I’m OK, K is OK. We are handling things with a sense of calm. I cried my tears on Thursday all alone and by the time K came home, I just wanted to get on with it. Whatever it was.
Although I ‘could’ve’ gone away to Montreal–I’m so glad I choose not to go because the trip would have just delayed the question of “what now” and I needed to be at home and with K.
I spent most of the day Friday in the house reading a book and listening to French music. I’d made some amazing (if I do say so myself!) CD’s of old and new French music. We were supposed to be listening to these tunes all weekend with our friends and having a great time reliving good times and reminiscing about the old times. That plan foiled, I cranked up the music and danced in the living room, at times with the cat, other times with K. And I was happy.
Whatever is happening is going to happen. I cannot control it. There is no one to be angry with–I did everything I could. I have treated my body, mind and soul like a temple throughout this entire process and I have done nothing wrong. My body has NOT failed me. It just simply isn’t meant to happen right now. For whatever reason. I don’t know. It doesn’t matter. It just ‘is’. The sooner we accept that we will never know the ‘why’, the more peaceful our lives will be.

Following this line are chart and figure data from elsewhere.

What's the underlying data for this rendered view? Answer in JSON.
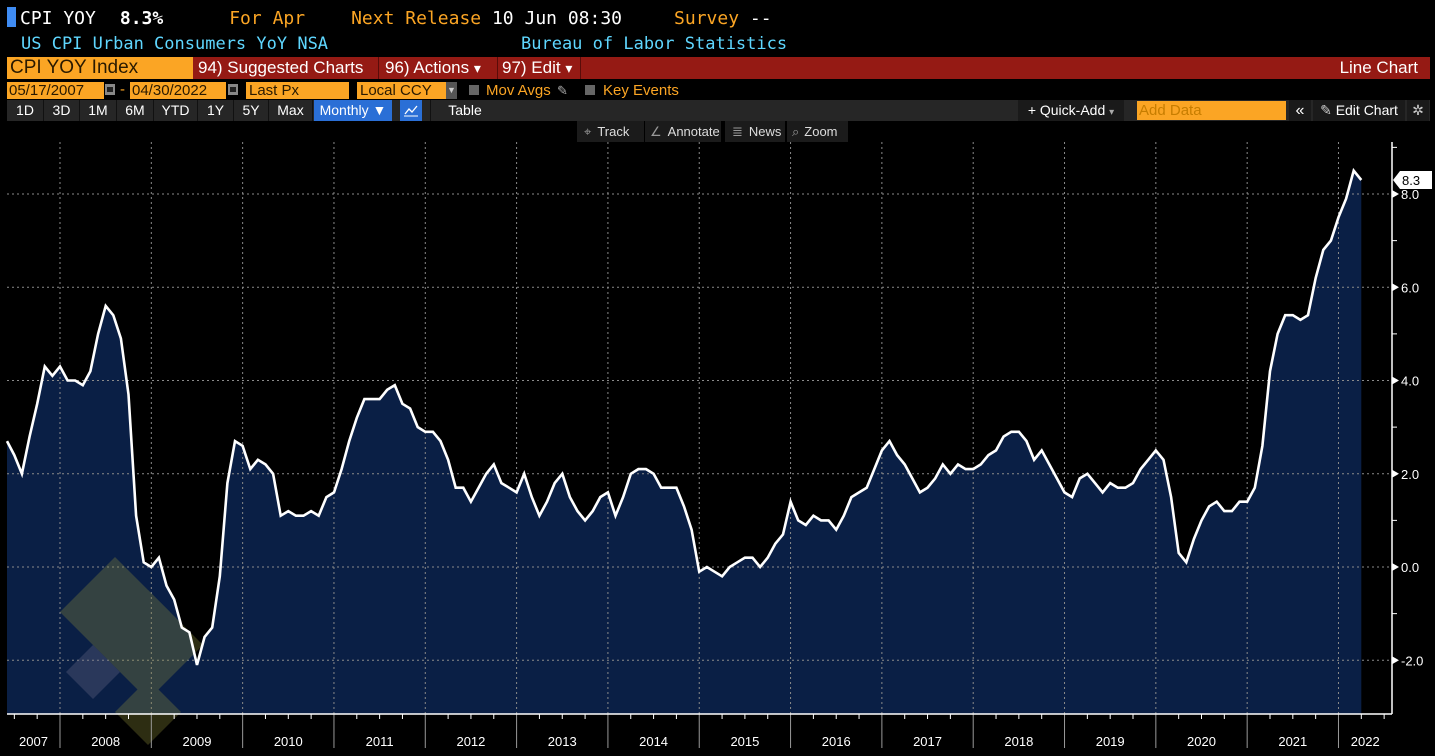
{
  "header": {
    "ticker": "CPI YOY",
    "value": "8.3%",
    "for_label": "For Apr",
    "next_release_label": "Next Release",
    "next_release_value": "10 Jun 08:30",
    "survey_label": "Survey",
    "survey_value": "--",
    "description": "US CPI Urban Consumers YoY NSA",
    "source": "Bureau of Labor Statistics"
  },
  "command_bar": {
    "security": "CPI YOY Index",
    "suggested": "94) Suggested Charts",
    "actions": "96) Actions",
    "edit": "97) Edit",
    "chart_type": "Line Chart",
    "dropdown_glyph": "▾"
  },
  "settings_bar": {
    "start_date": "05/17/2007",
    "date_sep": "-",
    "end_date": "04/30/2022",
    "field": "Last Px",
    "currency": "Local CCY",
    "mov_avgs": "Mov Avgs",
    "key_events": "Key Events"
  },
  "toolbar": {
    "ranges": [
      "1D",
      "3D",
      "1M",
      "6M",
      "YTD",
      "1Y",
      "5Y",
      "Max"
    ],
    "frequency": "Monthly ▼",
    "table": "Table",
    "quick_add": "+ Quick-Add",
    "add_data_placeholder": "Add Data",
    "collapse": "«",
    "edit_chart": "Edit Chart"
  },
  "chart_tools": {
    "track": "Track",
    "annotate": "Annotate",
    "news": "News",
    "zoom": "Zoom"
  },
  "colors": {
    "line": "#ffffff",
    "fill": "#0a1f45",
    "grid": "#8a8a8a",
    "amber": "#fba524",
    "cyan": "#5fd7ff",
    "red_bar": "#951a14"
  },
  "chart_data": {
    "type": "area",
    "title": "CPI YOY Index",
    "frequency": "Monthly",
    "start": "2007-05",
    "end": "2022-04",
    "ylim": [
      -3.2,
      9.2
    ],
    "yticks": [
      -2.0,
      0.0,
      2.0,
      4.0,
      6.0,
      8.0
    ],
    "ytick_labels": [
      "-2.0",
      "0.0",
      "2.0",
      "4.0",
      "6.0",
      "8.0"
    ],
    "xtick_labels": [
      "2007",
      "2008",
      "2009",
      "2010",
      "2011",
      "2012",
      "2013",
      "2014",
      "2015",
      "2016",
      "2017",
      "2018",
      "2019",
      "2020",
      "2021",
      "2022"
    ],
    "grid": true,
    "last_value_label": "8.3",
    "series": [
      {
        "name": "CPI YOY Index",
        "values": [
          2.7,
          2.7,
          2.4,
          2.0,
          2.8,
          3.5,
          4.3,
          4.1,
          4.3,
          4.0,
          4.0,
          3.9,
          4.2,
          5.0,
          5.6,
          5.4,
          4.9,
          3.7,
          1.1,
          0.1,
          0.0,
          0.2,
          -0.4,
          -0.7,
          -1.3,
          -1.4,
          -2.1,
          -1.5,
          -1.3,
          -0.2,
          1.8,
          2.7,
          2.6,
          2.1,
          2.3,
          2.2,
          2.0,
          1.1,
          1.2,
          1.1,
          1.1,
          1.2,
          1.1,
          1.5,
          1.6,
          2.1,
          2.7,
          3.2,
          3.6,
          3.6,
          3.6,
          3.8,
          3.9,
          3.5,
          3.4,
          3.0,
          2.9,
          2.9,
          2.7,
          2.3,
          1.7,
          1.7,
          1.4,
          1.7,
          2.0,
          2.2,
          1.8,
          1.7,
          1.6,
          2.0,
          1.5,
          1.1,
          1.4,
          1.8,
          2.0,
          1.5,
          1.2,
          1.0,
          1.2,
          1.5,
          1.6,
          1.1,
          1.5,
          2.0,
          2.1,
          2.1,
          2.0,
          1.7,
          1.7,
          1.7,
          1.3,
          0.8,
          -0.1,
          0.0,
          -0.1,
          -0.2,
          0.0,
          0.1,
          0.2,
          0.2,
          0.0,
          0.2,
          0.5,
          0.7,
          1.4,
          1.0,
          0.9,
          1.1,
          1.0,
          1.0,
          0.8,
          1.1,
          1.5,
          1.6,
          1.7,
          2.1,
          2.5,
          2.7,
          2.4,
          2.2,
          1.9,
          1.6,
          1.7,
          1.9,
          2.2,
          2.0,
          2.2,
          2.1,
          2.1,
          2.2,
          2.4,
          2.5,
          2.8,
          2.9,
          2.9,
          2.7,
          2.3,
          2.5,
          2.2,
          1.9,
          1.6,
          1.5,
          1.9,
          2.0,
          1.8,
          1.6,
          1.8,
          1.7,
          1.7,
          1.8,
          2.1,
          2.3,
          2.5,
          2.3,
          1.5,
          0.3,
          0.1,
          0.6,
          1.0,
          1.3,
          1.4,
          1.2,
          1.2,
          1.4,
          1.4,
          1.7,
          2.6,
          4.2,
          5.0,
          5.4,
          5.4,
          5.3,
          5.4,
          6.2,
          6.8,
          7.0,
          7.5,
          7.9,
          8.5,
          8.3
        ]
      }
    ]
  }
}
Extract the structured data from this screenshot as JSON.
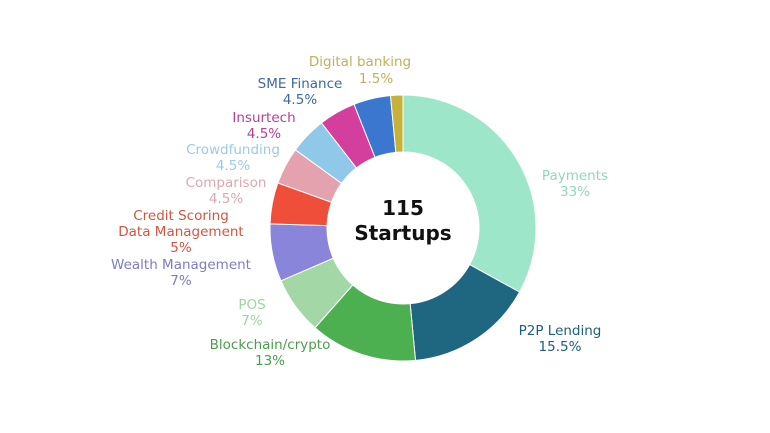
{
  "chart_data": {
    "type": "pie",
    "variant": "donut",
    "center_label": {
      "count": "115",
      "unit": "Startups"
    },
    "slices": [
      {
        "name": "Payments",
        "value": 33,
        "label": "33%",
        "color": "#9ee6c9",
        "label_color": "#8fd8bb"
      },
      {
        "name": "P2P Lending",
        "value": 15.5,
        "label": "15.5%",
        "color": "#1f6680",
        "label_color": "#1f5f78"
      },
      {
        "name": "Blockchain/crypto",
        "value": 13,
        "label": "13%",
        "color": "#4caf50",
        "label_color": "#4a9e4c"
      },
      {
        "name": "POS",
        "value": 7,
        "label": "7%",
        "color": "#a3d8a6",
        "label_color": "#9fd3a2"
      },
      {
        "name": "Wealth Management",
        "value": 7,
        "label": "7%",
        "color": "#8885da",
        "label_color": "#7f7cc0"
      },
      {
        "name": "Credit Scoring\nData Management",
        "value": 5,
        "label": "5%",
        "color": "#ef4e3a",
        "label_color": "#d2553f"
      },
      {
        "name": "Comparison",
        "value": 4.5,
        "label": "4.5%",
        "color": "#e4a2ae",
        "label_color": "#d9a8b1"
      },
      {
        "name": "Crowdfunding",
        "value": 4.5,
        "label": "4.5%",
        "color": "#90c8ea",
        "label_color": "#9ccbe0"
      },
      {
        "name": "Insurtech",
        "value": 4.5,
        "label": "4.5%",
        "color": "#d43f9e",
        "label_color": "#b8408e"
      },
      {
        "name": "SME Finance",
        "value": 4.5,
        "label": "4.5%",
        "color": "#3b77cf",
        "label_color": "#3f6a99"
      },
      {
        "name": "Digital banking",
        "value": 1.5,
        "label": "1.5%",
        "color": "#c6b23a",
        "label_color": "#bdb25a"
      }
    ]
  }
}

I’m glad that we only had a week. And in that week, I had really only believed I was truly pregnant for one day with absoluteness. It makes it easier. I think since the first test came back–we were cautiously optimistic but realistic. We knew the numbers were low and we are both very pragmatic. This has made the news less of a blow because while we’d hoped things would turn, we also knew very well they might go the other way. It’s like I’ve had one foot in and one foot out–just waiting to know which way to go. Now I know.
My faithful gay blog reader invited us over for dinner that night and it was exactly what I needed. K hadn’t been able to get me out of the house all day–not even to go to the gym!–so I showered and we walked up to his house. It was a beautiful night, he made a lovely dinner and we while we were able to talk about everything that is happening and what we are going through, we were able to have other conversations that had nothing to do with all of this.
He mentioned how Zen I was being which I needed to hear. I thought perhaps I simply was choosing not to deal with it. But he assured me there’s a big difference between not dealing and accepting. I suppose all those years in a Buddhist country have rubbed off on me.
The evening ended with perfection–raspberries and The Daily Show on TV. We have no TV, did I mention that? Nope, ours broke in January and we decided to just go without one. I’ve never bought a TV my entire life…they have always just somehow come to me…so I’ve been waiting for another one to come my way…but it’s not happening!
K was totally smitten with his new flat screen, shining beacon of non-stop, time-wasting machinery and decided that she will use some of her bonus money and by God make us true Americans!
So, while we’ve missed the Olympics and the DNC, at least I won’t miss the new season of “The Amazing Race”, haha!
That’s all for now. I stopped the progesterone Thursday night, so the bloating is starting to decrease. Blood testing will be tomorrow morning followed by meeting with Dr. VID for the dildo cam and Q & A.